Firenze – E’ con una nota della Cgil che lavoratori e sindacato esprimono le loro perplessità circa la correttezza del contratto che vedrebbe il passaggio fra la coop Uliveto  e la subentrante coop Libera. Perplessità già rappresentate con una nota del 12 ottobre scorso al Prefetto di Firenze, che era stato messo a conoscenza dello stato di agitazione del personale.

“Nutriamo forti perplessità sulla correttezza contrattuale della vendita – spiegano dalla Cgil – i TFR non sono accantonati e gli stipendi sono a rischio, i debiti accumulati e mai formalmente quantificati, ancorché più volte da noi richiesti insieme al Piano industriale, lasciano i lavoratori e le lavoratrici molto preoccupati sulla reale tenuta societaria, esponendo al fallimento la Coop. Uliveto e gli eventuali soci in solidarietà. Motivi per i quali il Prefetto ha convocato le due Cooperative insieme a CGIL e CISL FP a un incontro conciliativo il 24 ottobre scorso. Dopo varie discussioni, in quella sede è stato definito opportuno concludere con un eventuale accordo sindacale il tema della riorganizzazione e fissato tale incontro per il 6 novembre”.

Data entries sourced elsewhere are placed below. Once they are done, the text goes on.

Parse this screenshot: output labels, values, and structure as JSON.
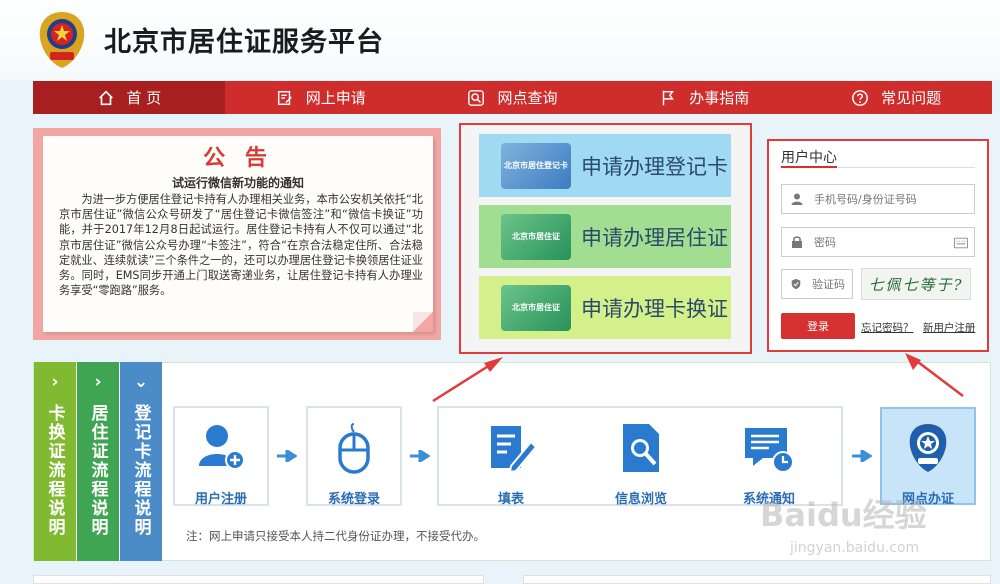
{
  "header": {
    "title": "北京市居住证服务平台"
  },
  "nav": [
    {
      "label": "首 页",
      "icon": "home-icon",
      "active": true
    },
    {
      "label": "网上申请",
      "icon": "edit-form-icon"
    },
    {
      "label": "网点查询",
      "icon": "search-icon"
    },
    {
      "label": "办事指南",
      "icon": "flag-icon"
    },
    {
      "label": "常见问题",
      "icon": "question-icon"
    }
  ],
  "notice": {
    "title": "公 告",
    "subtitle": "试运行微信新功能的通知",
    "body": "为进一步方便居住登记卡持有人办理相关业务，本市公安机关依托“北京市居住证”微信公众号研发了“居住登记卡微信签注”和“微信卡换证”功能，并于2017年12月8日起试运行。居住登记卡持有人不仅可以通过“北京市居住证”微信公众号办理“卡签注”，符合“在京合法稳定住所、合法稳定就业、连续就读”三个条件之一的，还可以办理居住登记卡换领居住证业务。同时，EMS同步开通上门取送寄递业务，让居住登记卡持有人办理业务享受“零跑路”服务。"
  },
  "cards": [
    {
      "label": "申请办理登记卡",
      "thumb": "北京市居住登记卡"
    },
    {
      "label": "申请办理居住证",
      "thumb": "北京市居住证"
    },
    {
      "label": "申请办理卡换证",
      "thumb": "北京市居住证"
    }
  ],
  "user_center": {
    "title": "用户中心",
    "username_placeholder": "手机号码/身份证号码",
    "password_placeholder": "密码",
    "captcha_placeholder": "验证码",
    "captcha_text": "七佩七等于?",
    "login_label": "登录",
    "forgot_label": "忘记密码？",
    "register_label": "新用户注册"
  },
  "process": {
    "tabs": [
      {
        "chev": "›",
        "label": "卡换证流程说明",
        "color": "#81b930"
      },
      {
        "chev": "›",
        "label": "居住证流程说明",
        "color": "#3fa553"
      },
      {
        "chev": "⌄",
        "label": "登记卡流程说明",
        "color": "#4b8cc8"
      }
    ],
    "steps": [
      {
        "label": "用户注册",
        "icon": "user-add-icon"
      },
      {
        "label": "系统登录",
        "icon": "mouse-icon"
      },
      {
        "label": "填表",
        "icon": "form-edit-icon"
      },
      {
        "label": "信息浏览",
        "icon": "document-search-icon"
      },
      {
        "label": "系统通知",
        "icon": "notification-clock-icon"
      },
      {
        "label": "网点办证",
        "icon": "police-emblem-icon"
      }
    ],
    "note": "注：网上申请只接受本人持二代身份证办理，不接受代办。"
  },
  "watermark": {
    "brand": "Baidu经验",
    "url": "jingyan.baidu.com"
  },
  "colors": {
    "nav_red": "#cf2c2c",
    "highlight_red": "#e33a3a",
    "step_blue": "#2a6db5"
  }
}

Tutto rimandato dunque all’incontro chiarificatore. Senonché, nel pomeriggio del 5,  le Cooperative hanno comunicato a CGIL e CISL la propria indisponibilità per impegni sopraggiunti. Ad oggi, le Rappresentanze sindacali aziendali, insieme a FP CGIL e CISL FP, hanno informato il Prefetto del “mancato rispetto degli impegni assunti in data 24.10.2018, chiesto nuovamente di essere convocate in Prefettura per concludere l’iter conciliativo in quella sede e poter procedere alle iniziative di protesta e sciopero consentite dalla legge”.

“Il comportamento tenuto dalle due Cooperative lascia inalterati tutti i nostri dubbi e preoccupazioni e aggrava il sentimento dei lavoratori e delle lavoratrici verso la futura gestione della struttura – conclude la nota –  Non possiamo tollerare oltre gli atteggiamenti dilatori e inconcludenti delle due Cooperative che ad oggi non hanno fornito nessuna risposta coerente ai lavoratori e alle Organizzazioni Sindacali. Pertanto chiediamo al prefetto di concludere con il mancato accordo la procedura di conciliazione preventiva”.